Tarafların birbirini anlamadan, anlamaya çalıştığında ortaya çıkan sonucu, bundan daha iyi anlatan başka bir deyiş var mı bilmiyorum.
Kişiler arasında konuşma ve tartışmaların amaç ve anlamlandırma yönünden birbirine denk düşmemesi farklı sonuçlar üretiyor. Bu durum genelinde tarafların kültürel farklılık ve donanımından kaynaklansa da üzerinde tartışılan konunun, farklı amaç ve değerlendirmelerle tanımlanmasına da bağlı olabiliyor.
Ayrı zihinsel kodlanmalarla oluşan farklı dünya görüşünden kaynaklanan bu algılama uçurumu, çoğunlukla taraflar arasında kırgınlık veya uzaklaşmayla sonuçlanıyor. İnsanlar, birbirlerinin söylediklerini doğru anlamadıklarını genellikle sonra fark ediyor veya hiç etmeyebiliyorlar.

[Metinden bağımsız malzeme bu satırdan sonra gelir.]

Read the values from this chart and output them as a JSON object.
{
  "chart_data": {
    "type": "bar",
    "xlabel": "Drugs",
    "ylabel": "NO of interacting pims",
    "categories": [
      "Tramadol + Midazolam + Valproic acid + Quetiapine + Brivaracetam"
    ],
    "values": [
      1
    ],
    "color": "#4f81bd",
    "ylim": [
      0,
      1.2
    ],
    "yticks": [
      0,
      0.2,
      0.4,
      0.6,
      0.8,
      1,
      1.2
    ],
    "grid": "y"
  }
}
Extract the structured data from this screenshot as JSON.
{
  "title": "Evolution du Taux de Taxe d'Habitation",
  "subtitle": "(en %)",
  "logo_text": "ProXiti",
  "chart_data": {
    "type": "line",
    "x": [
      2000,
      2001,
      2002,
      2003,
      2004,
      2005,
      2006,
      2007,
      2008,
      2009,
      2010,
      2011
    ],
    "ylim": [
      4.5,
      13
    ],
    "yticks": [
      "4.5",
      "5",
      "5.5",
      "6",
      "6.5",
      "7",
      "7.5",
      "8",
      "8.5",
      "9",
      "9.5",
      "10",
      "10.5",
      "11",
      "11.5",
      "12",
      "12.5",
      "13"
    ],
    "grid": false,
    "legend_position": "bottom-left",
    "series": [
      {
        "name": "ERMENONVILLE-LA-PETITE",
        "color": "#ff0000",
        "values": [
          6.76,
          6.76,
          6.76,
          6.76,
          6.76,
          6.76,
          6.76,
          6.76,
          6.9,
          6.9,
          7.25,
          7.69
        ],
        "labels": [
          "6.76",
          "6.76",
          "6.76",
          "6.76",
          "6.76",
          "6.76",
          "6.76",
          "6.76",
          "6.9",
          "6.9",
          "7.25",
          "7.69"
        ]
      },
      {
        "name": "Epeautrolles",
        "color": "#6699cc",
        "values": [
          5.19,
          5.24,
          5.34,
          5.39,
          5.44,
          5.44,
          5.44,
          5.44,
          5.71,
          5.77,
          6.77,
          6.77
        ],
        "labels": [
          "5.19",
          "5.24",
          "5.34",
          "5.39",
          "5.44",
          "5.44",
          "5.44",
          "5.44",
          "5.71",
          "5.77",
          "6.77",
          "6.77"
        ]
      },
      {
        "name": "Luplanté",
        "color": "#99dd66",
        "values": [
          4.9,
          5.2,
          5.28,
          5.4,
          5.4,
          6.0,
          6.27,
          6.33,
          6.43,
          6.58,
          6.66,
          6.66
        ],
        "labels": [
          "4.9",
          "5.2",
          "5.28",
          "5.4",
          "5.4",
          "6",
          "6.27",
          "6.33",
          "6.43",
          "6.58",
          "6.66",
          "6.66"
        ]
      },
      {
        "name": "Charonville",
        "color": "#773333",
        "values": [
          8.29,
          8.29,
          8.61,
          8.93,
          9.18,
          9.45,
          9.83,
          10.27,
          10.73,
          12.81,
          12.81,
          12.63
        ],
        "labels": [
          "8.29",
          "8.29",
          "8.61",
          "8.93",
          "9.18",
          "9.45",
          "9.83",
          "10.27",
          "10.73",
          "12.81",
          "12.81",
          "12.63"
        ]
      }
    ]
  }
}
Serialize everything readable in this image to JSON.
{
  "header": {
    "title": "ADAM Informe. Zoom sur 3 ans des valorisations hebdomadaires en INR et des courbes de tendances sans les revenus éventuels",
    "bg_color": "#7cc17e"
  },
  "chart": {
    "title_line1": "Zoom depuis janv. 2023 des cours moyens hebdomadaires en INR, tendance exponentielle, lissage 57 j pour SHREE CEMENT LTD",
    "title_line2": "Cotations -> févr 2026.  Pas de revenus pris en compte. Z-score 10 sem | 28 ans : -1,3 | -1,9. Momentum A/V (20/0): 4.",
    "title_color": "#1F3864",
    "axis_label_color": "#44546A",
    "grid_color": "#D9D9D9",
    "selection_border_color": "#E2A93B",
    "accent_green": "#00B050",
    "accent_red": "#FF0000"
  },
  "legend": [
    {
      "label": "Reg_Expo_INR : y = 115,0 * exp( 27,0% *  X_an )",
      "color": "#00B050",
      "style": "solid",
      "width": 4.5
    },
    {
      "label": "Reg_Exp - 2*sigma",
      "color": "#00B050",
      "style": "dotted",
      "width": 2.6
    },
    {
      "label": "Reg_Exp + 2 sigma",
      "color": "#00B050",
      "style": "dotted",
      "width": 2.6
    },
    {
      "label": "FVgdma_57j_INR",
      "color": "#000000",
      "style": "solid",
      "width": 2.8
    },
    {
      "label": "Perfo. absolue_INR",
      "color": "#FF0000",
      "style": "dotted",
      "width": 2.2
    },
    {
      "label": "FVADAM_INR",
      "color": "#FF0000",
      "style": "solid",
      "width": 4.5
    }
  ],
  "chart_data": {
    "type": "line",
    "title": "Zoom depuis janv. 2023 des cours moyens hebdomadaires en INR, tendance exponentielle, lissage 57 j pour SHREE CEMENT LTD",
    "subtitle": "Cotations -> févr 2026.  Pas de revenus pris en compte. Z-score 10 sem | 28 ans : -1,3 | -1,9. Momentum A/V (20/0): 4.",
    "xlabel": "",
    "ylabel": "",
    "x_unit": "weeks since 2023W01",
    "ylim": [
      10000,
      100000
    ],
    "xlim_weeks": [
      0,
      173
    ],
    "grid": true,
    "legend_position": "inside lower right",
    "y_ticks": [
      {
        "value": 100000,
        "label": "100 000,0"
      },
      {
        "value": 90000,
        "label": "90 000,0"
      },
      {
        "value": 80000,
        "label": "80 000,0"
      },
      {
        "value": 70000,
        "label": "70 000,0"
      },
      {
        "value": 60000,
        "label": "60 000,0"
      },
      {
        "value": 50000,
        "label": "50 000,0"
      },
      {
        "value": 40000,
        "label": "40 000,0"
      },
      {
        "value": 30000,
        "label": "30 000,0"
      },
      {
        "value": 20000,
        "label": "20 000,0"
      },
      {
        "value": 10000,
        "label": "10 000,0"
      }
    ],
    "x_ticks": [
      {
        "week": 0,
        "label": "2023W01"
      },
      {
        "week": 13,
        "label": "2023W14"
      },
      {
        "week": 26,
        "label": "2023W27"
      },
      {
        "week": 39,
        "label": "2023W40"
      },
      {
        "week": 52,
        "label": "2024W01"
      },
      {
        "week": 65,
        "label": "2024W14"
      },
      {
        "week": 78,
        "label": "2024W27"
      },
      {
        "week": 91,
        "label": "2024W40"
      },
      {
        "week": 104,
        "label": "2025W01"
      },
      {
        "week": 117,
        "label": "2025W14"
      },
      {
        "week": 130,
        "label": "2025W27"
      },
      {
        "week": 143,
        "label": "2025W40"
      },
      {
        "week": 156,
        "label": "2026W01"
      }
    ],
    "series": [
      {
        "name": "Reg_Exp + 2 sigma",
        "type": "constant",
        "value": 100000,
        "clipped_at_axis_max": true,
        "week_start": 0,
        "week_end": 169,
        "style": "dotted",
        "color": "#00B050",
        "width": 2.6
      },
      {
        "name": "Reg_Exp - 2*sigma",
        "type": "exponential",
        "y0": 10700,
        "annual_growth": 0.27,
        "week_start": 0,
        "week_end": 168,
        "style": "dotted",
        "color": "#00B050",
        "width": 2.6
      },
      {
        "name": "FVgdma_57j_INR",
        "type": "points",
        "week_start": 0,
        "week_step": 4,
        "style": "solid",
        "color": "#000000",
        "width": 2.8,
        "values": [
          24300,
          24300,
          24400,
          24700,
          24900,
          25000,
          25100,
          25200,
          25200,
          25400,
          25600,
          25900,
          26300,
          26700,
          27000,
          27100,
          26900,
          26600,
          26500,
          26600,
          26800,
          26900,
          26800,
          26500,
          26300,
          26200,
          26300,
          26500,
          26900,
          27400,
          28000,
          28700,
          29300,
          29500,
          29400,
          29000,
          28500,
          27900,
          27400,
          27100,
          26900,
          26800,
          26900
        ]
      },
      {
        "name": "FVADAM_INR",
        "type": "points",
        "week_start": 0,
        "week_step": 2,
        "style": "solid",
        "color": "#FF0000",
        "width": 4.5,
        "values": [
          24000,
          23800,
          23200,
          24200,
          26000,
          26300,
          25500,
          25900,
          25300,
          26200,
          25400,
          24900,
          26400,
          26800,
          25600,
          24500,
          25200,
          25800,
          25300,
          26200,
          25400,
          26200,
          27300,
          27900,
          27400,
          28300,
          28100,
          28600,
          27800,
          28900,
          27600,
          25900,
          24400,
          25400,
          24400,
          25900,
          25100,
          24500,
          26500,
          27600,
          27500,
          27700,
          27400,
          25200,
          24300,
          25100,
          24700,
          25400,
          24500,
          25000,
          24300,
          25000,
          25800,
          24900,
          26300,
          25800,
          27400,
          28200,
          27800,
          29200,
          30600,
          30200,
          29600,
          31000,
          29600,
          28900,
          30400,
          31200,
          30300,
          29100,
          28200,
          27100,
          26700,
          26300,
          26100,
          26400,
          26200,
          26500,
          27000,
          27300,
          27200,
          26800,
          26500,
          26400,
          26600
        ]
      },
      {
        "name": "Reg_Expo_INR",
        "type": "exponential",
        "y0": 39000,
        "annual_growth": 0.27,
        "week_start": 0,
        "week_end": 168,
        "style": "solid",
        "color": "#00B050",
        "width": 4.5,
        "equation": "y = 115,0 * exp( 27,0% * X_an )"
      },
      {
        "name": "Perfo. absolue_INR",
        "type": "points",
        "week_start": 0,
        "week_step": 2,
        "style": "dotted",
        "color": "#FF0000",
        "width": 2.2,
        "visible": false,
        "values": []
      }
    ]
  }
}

Anında fark edenler ise çoğu zaman yeniden anlaşma çabasına giriyorlar.
Özür dileme kültürünün eziklik değil doğru anlaşılma çabası olarak doğru gelişmesi de buna bağlı.
Çocuklarla iletişim kurarken bu farklı anlamlandırmayı hesaba katan büyükler, onları anlama ve kendilerini anlatmada başarılı oluyorlar. Onun için bu örnek çocuklarla iletişim açısından uygun olmasa da çocuklara örnek olma açısından önemli.
Eğer çocuk, insani ilişkilerde söylenenler üzerinden anlamsal onaylaşma çabası gösterilen bir sosyal çevreye sahipse, yani aile içi, okul ve toplum üzerinden modellenen bu tavırlara tanık oluyorsa, onun karşısındakini doğru anlama çabası da olumlu yönde gelişiyor.
Böyle çocuklar yetiştirmek mümkün mü?